Миша недавно в разговоре поразил меня широтой и глубиной своего выработанного мировоззрения — он в первый раз так разоткровенничался, — своей эрудицией, не оригинальностью взглядов, — многое из того, что он говорил, дойдя собственным умом, для меня было довольно старо, — но оригинальностью всей их компоновки и определенностью мировоззрения. Правда, с моим «юродивым» благодушием (соединяю два Мишиных термина) я не могу согласиться с ним, но это не оттого, что я понимаю: нет, но он «дерзнул» (хоть на словах пока), — он бесконечный теоретик, как правильно заметил Саша (Гдешинский), а у меня не хватает силы даже дерзнуть подумать, и я молчу, и это мое бессилие мне не больно, а нудно — скучно и тяжело ложится на душу <...> Плохо мне и потому, что благодаря моей дряблости, может быть, у меня такая широкая, такая с некоторых точек зрения преступная терпимость к чужим мнениям и верованиям, такая податливость и гибкость в их понимании. <...> У Миши этого нет совершенно, да и у других ни у кого я этого не замечала. У Миши есть вера в свою правоту или желание этой веры, а отсюда невозможность или нежелание понять окончательно другого и отнестись терпимо к его мнению. Необузданная сатанинская гордость, развивавшаяся в мыслях все в одном направлении за папиросой у себя в углу, за односторонним подбором книг, гордость, поднимаемая сознанием собственной недюжинности, отвращение к обычному строю жизни — мещанскому и отсюда «право на эгоизм» и вместе рядом такая привязанность к жизненному внешнему комфорту, любовь, сознательная и оправданная самим, к тому, что для меня давно утратило свою силу и перестало интересовать. Если б я нашла в себе силы позволить себе дойти до конца своих мыслей, не прикрываясь другими и всосанными нежеланием открыться перед чужим мнением, то вышло бы, я думаю, нечто похожее на Мишу по «дерзновению», противоположное в некоторых пунктах и очень сходное во многом; — но не могу: не чувствую за собой силы и права, что главней всего. И безумно хочется приобрести это право, и его я начну добиваться. <...> И конечно, если выбирать людей, с которыми у меня могло бы быть понимание серьезное, то первый, кому я должна протянуть руку, — это Миша. Но он меня не понимает, и я не хочу идти к нему, да и пока я не чувствую потребности, гордость обуяла... Одна справлюсь, справлюсь, справлюсь. И добьюсь права перед собой, прежде всего, потом перед другими... Правда, Мишка откровенней всех со мною, но все равно...

Миша стал терпимее к маме — дай Бог. Но принять его эгоизма я не могу, может быть, не смею, не чувствую за собою прав. А выйдет ли из меня что-нибудь — Бог весть? ...Во всяком случае я начну действовать, но опять-таки не могу, как Миша, в ожидании заняться только самим собой, не чувствую за собой прав (эх, опыта бы мне побольше!), а поэтому получится «и хлеб пекти, по телята идти...» (Из дневника, декабрь 1912 г.)

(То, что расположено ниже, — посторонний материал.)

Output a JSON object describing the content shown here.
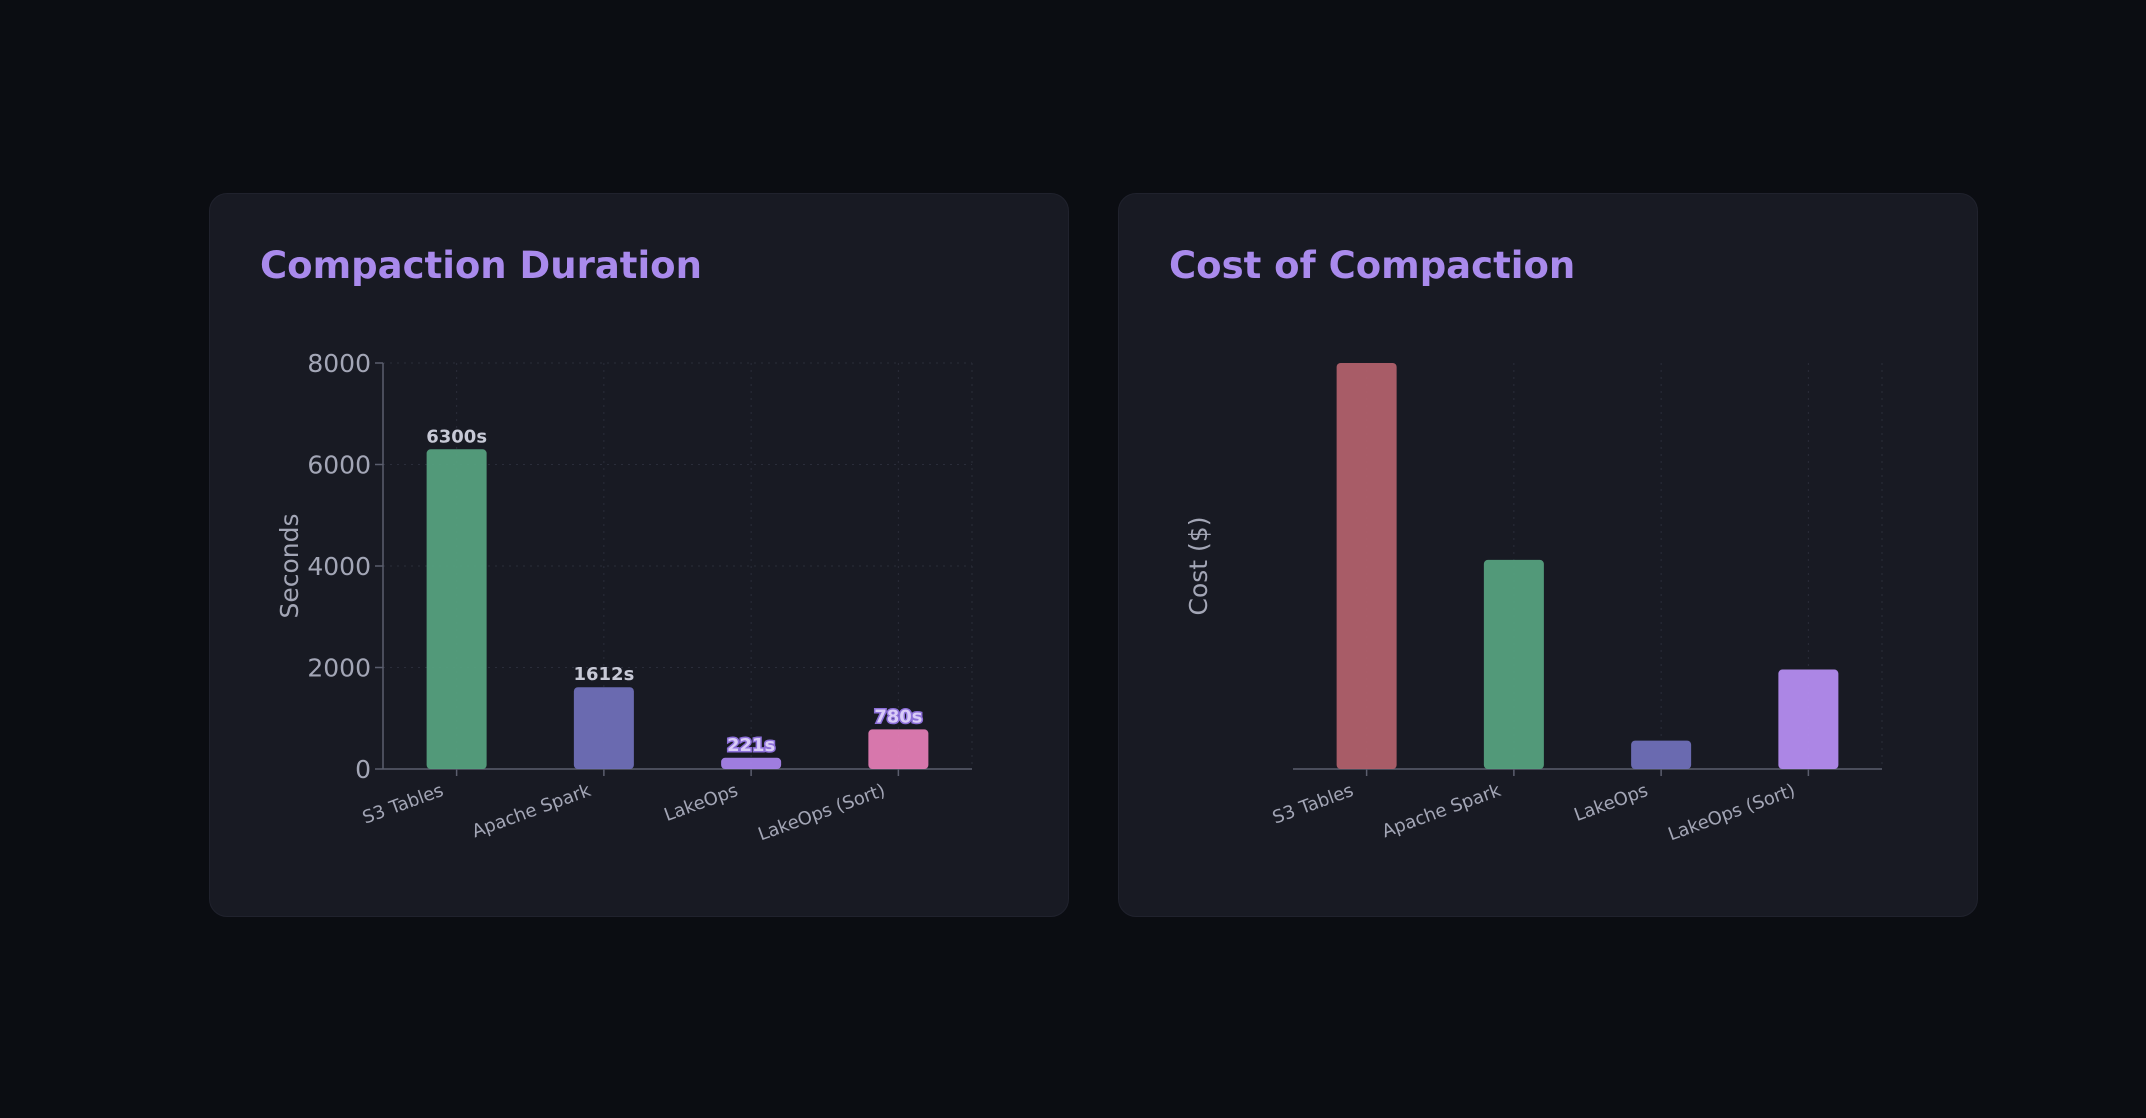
{
  "colors": {
    "s3_tables": "#55a07e",
    "apache_spark": "#6f6fb8",
    "lakeops": "#a683ea",
    "lakeops_sort": "#e17cb4",
    "s3_tables_cost": "#b0606b",
    "apache_spark_cost": "#55a07e",
    "lakeops_cost": "#6f6fb8",
    "lakeops_sort_cost": "#b48cf0",
    "axis": "#5b5e6e",
    "grid": "#2a2d3a",
    "title": "#a98aec"
  },
  "chart_data": [
    {
      "type": "bar",
      "title": "Compaction Duration",
      "ylabel": "Seconds",
      "xlabel": "",
      "ylim": [
        0,
        8000
      ],
      "yticks": [
        0,
        2000,
        4000,
        6000,
        8000
      ],
      "categories": [
        "S3 Tables",
        "Apache Spark",
        "LakeOps",
        "LakeOps (Sort)"
      ],
      "values": [
        6300,
        1612,
        221,
        780
      ],
      "data_labels": [
        "6300s",
        "1612s",
        "221s",
        "780s"
      ],
      "bar_colors": [
        "#55a07e",
        "#6f6fb8",
        "#a683ea",
        "#e17cb4"
      ],
      "grid": true,
      "legend": "none"
    },
    {
      "type": "bar",
      "title": "Cost of Compaction",
      "ylabel": "Cost ($)",
      "xlabel": "",
      "ylim": [
        0,
        1
      ],
      "yticks": [],
      "categories": [
        "S3 Tables",
        "Apache Spark",
        "LakeOps",
        "LakeOps (Sort)"
      ],
      "values": [
        1.0,
        0.515,
        0.07,
        0.245
      ],
      "data_labels": [],
      "bar_colors": [
        "#b0606b",
        "#55a07e",
        "#6f6fb8",
        "#b48cf0"
      ],
      "grid": true,
      "legend": "none"
    }
  ]
}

Н.А. Булгакова-Земская с. 70—71 (15)

* * *

Он увлекался опытами, экспериментировал. Ловил жуков. У него есть сравнение в «Театральном романе»: «иссушаемый любовью к независимому театру, прикованный к нему, как жук на пробке». Да, он имел эти коробки, там он препарировал жуков или их высушивал, мариновал ужей. Были случаи, когда уж, пойманный младшим братом Колей для Михаила, уходил, и одного такого ужа мать обнаружила вечером (хорошо, что она зажгла лампу перед этим) у себя, свернувшимся клубочком под подушкой. Михаил ловил и бабочек. И конечно, при горячем участии братьев он увлекся энтомологией, собрал очень хорошую коллекцию бабочек... Потом, уезжая из Киева, я спросила у мамы: «А где же Мишины коробки с энтомологической коллекцией?» Она говорит: «Он отдал ее Киевскому университету, уезжая из Киева». Это уже было в 1919 году.

Н.А. Булгакова-Земская с. 53 (15)

* * *

Миша был учеником 1-й гимназии. Он всегда мечтал быть писателем, но по настоянию родителей, окончив гимназию, поступил на медицинский факультет университета, окончив его в 1916 г., стал врачом. С увлечением работал в этой профессии.